MPC has enhanced the scope of policy debate
The first meeting of the reconstituted monetary policy committee (MPC) raised several important issues and enhanced the scope of policy debate. Economic conditions in India are perhaps more complicated at this stage than in other large economies. Inflation is running above the central bank’s tolerance band for several months and could remain elevated in the near term even as the economy is expected to contract by about 10 per cent in the current fiscal year. High inflation is not allowing the rate-setting committee to reduce interest rates further to support economic activity. It is in this context that the views of the MPC members become more critical.
Interestingly, as the minutes of the meeting released last week showed, newly appointed member Jayanth Varma expressed disagreement with the language of the policy resolution. He argued that the MPC could damage its credibility if it used words which did not reflect what it meant. It should be able to respond aggressively in the case of inflation shock. He further noted that formal guidance for six months in the policy resolution was suboptimal. A credible policy would compress the inflation risk premium and reduce the steepness of the yield curve. Higher longer-term rates not only affect investment in the economy, they also attract foreign funds in the debt market and push up the real effective exchange rate.

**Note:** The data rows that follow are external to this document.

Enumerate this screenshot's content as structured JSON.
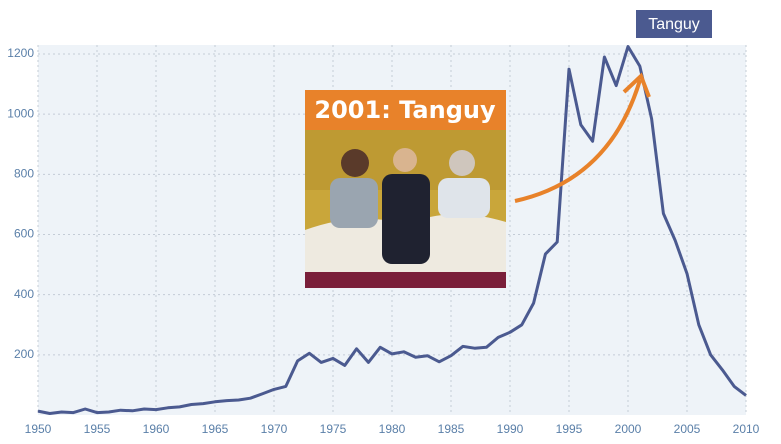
{
  "chart_data": {
    "type": "line",
    "x": [
      1950,
      1951,
      1952,
      1953,
      1954,
      1955,
      1956,
      1957,
      1958,
      1959,
      1960,
      1961,
      1962,
      1963,
      1964,
      1965,
      1966,
      1967,
      1968,
      1969,
      1970,
      1971,
      1972,
      1973,
      1974,
      1975,
      1976,
      1977,
      1978,
      1979,
      1980,
      1981,
      1982,
      1983,
      1984,
      1985,
      1986,
      1987,
      1988,
      1989,
      1990,
      1991,
      1992,
      1993,
      1994,
      1995,
      1996,
      1997,
      1998,
      1999,
      2000,
      2001,
      2002,
      2003,
      2004,
      2005,
      2006,
      2007,
      2008,
      2009,
      2010
    ],
    "series": [
      {
        "name": "Tanguy",
        "color": "#4b5a90",
        "values": [
          13,
          5,
          10,
          8,
          20,
          8,
          10,
          16,
          14,
          20,
          18,
          24,
          27,
          35,
          38,
          44,
          48,
          50,
          56,
          70,
          85,
          95,
          180,
          205,
          175,
          188,
          165,
          220,
          175,
          225,
          203,
          210,
          192,
          197,
          177,
          197,
          228,
          222,
          225,
          258,
          275,
          300,
          372,
          535,
          575,
          1150,
          965,
          910,
          1190,
          1095,
          1225,
          1160,
          985,
          670,
          580,
          470,
          300,
          200,
          150,
          95,
          65
        ]
      }
    ],
    "xlim": [
      1950,
      2010
    ],
    "xticks": [
      1950,
      1955,
      1960,
      1965,
      1970,
      1975,
      1980,
      1985,
      1990,
      1995,
      2000,
      2005,
      2010
    ],
    "ylim": [
      0,
      1230
    ],
    "yticks": [
      200,
      400,
      600,
      800,
      1000,
      1200
    ],
    "grid": true,
    "annotations": [
      "2001: Tanguy"
    ]
  }
}
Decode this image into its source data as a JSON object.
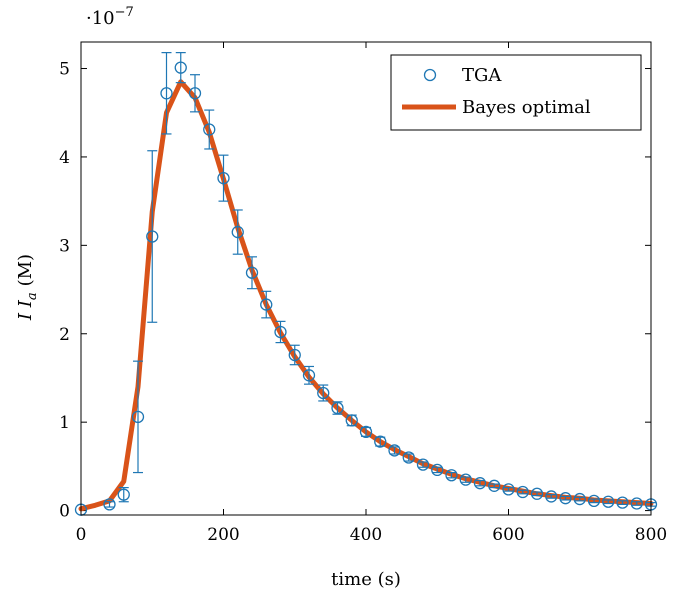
{
  "chart_data": {
    "type": "scatter",
    "title": "",
    "xlabel": "time (s)",
    "ylabel_main": "I I",
    "ylabel_sub": "a",
    "ylabel_unit": "(M)",
    "y_scale_base": "·10",
    "y_scale_exp": "−7",
    "xlim": [
      0,
      800
    ],
    "ylim": [
      -0.05,
      5.3
    ],
    "x_ticks": [
      0,
      200,
      400,
      600,
      800
    ],
    "x_tick_labels": [
      "0",
      "200",
      "400",
      "600",
      "800"
    ],
    "y_ticks": [
      0,
      1,
      2,
      3,
      4,
      5
    ],
    "y_tick_labels": [
      "0",
      "1",
      "2",
      "3",
      "4",
      "5"
    ],
    "grid": false,
    "legend_position": "top-right",
    "colors": {
      "tga": "#1f77b4",
      "bayes": "#d95319"
    },
    "series": [
      {
        "name": "TGA",
        "kind": "markers-with-errorbars",
        "x": [
          0,
          40,
          60,
          80,
          100,
          120,
          140,
          160,
          180,
          200,
          220,
          240,
          260,
          280,
          300,
          320,
          340,
          360,
          380,
          400,
          420,
          440,
          460,
          480,
          500,
          520,
          540,
          560,
          580,
          600,
          620,
          640,
          660,
          680,
          700,
          720,
          740,
          760,
          780,
          800
        ],
        "y": [
          0.01,
          0.07,
          0.18,
          1.06,
          3.1,
          4.72,
          5.01,
          4.72,
          4.31,
          3.76,
          3.15,
          2.69,
          2.33,
          2.02,
          1.76,
          1.53,
          1.33,
          1.16,
          1.02,
          0.89,
          0.78,
          0.68,
          0.6,
          0.52,
          0.46,
          0.4,
          0.35,
          0.31,
          0.28,
          0.24,
          0.21,
          0.19,
          0.16,
          0.14,
          0.13,
          0.11,
          0.1,
          0.09,
          0.08,
          0.07
        ],
        "err": [
          0.0,
          0.03,
          0.08,
          0.63,
          0.97,
          0.46,
          0.17,
          0.21,
          0.22,
          0.26,
          0.25,
          0.18,
          0.15,
          0.12,
          0.11,
          0.1,
          0.09,
          0.07,
          0.06,
          0.05,
          0.05,
          0.04,
          0.04,
          0.03,
          0.03,
          0.03,
          0.03,
          0.03,
          0.02,
          0.02,
          0.02,
          0.02,
          0.02,
          0.02,
          0.02,
          0.02,
          0.02,
          0.02,
          0.02,
          0.02
        ]
      },
      {
        "name": "Bayes optimal",
        "kind": "line",
        "x": [
          0,
          20,
          40,
          60,
          80,
          100,
          120,
          140,
          160,
          180,
          200,
          220,
          240,
          260,
          280,
          300,
          320,
          340,
          360,
          380,
          400,
          420,
          440,
          460,
          480,
          500,
          520,
          540,
          560,
          580,
          600,
          620,
          640,
          660,
          680,
          700,
          720,
          740,
          760,
          780,
          800
        ],
        "y": [
          0.02,
          0.06,
          0.11,
          0.33,
          1.4,
          3.38,
          4.5,
          4.85,
          4.67,
          4.28,
          3.75,
          3.2,
          2.72,
          2.33,
          2.01,
          1.74,
          1.51,
          1.32,
          1.16,
          1.02,
          0.89,
          0.78,
          0.69,
          0.61,
          0.53,
          0.47,
          0.41,
          0.36,
          0.32,
          0.28,
          0.25,
          0.22,
          0.19,
          0.17,
          0.15,
          0.14,
          0.12,
          0.11,
          0.1,
          0.09,
          0.08
        ]
      }
    ]
  }
}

While the arguments made by Dr Varma need attention and should be debated, it is worth noting that longer-term yields are also affected by the quality of the fiscal policy. India runs one of the largest budget deficits among its peers, which is likely to increase significantly this year. Internal committee member Mridul Saggar touched upon this issue and underscored that the slope of the yield curve is not really a predictor of the expected inflation and growth because of higher government borrowing. Both — the financial markets and the central bank — need to factor in the possible consequences of fiscal expansion over the medium term. However, the immediate concern for the rate-setting committee is the nature and course of inflation. The MPC sees the current spike in inflation as transient and expects the rate to moderate as supply improves because of the opening up of the economy. The Reserve Bank of India (RBI) expects inflation to come down to 4.3 per cent in the first quarter of the next fiscal year.
However, there could be risks to the projected path. For instance, RBI Deputy Governor Michael Patra in his remarks noted that supply shocks from fuel and food prices accounted for 71 per cent of the inflation deviation in the first half of the current fiscal year. This was followed by unanchored inflation expectations. While the overall supply is easing, food prices, particularly rising vegetable prices, could be a worrying point. Further, the massive infusion of liquidity into the system and policy focus on supporting growth, which is not unjustified, could affect inflation expectations in the near to medium term. Thus, depending on how the inflation condition evolves in the coming months, the central bank would need to effectively communicate its policy position. Given the inflation outlook, a policy rate cut is unlikely in the near term. An extended decline in real interest rates could create significant distortions in the economy with longer-term implications.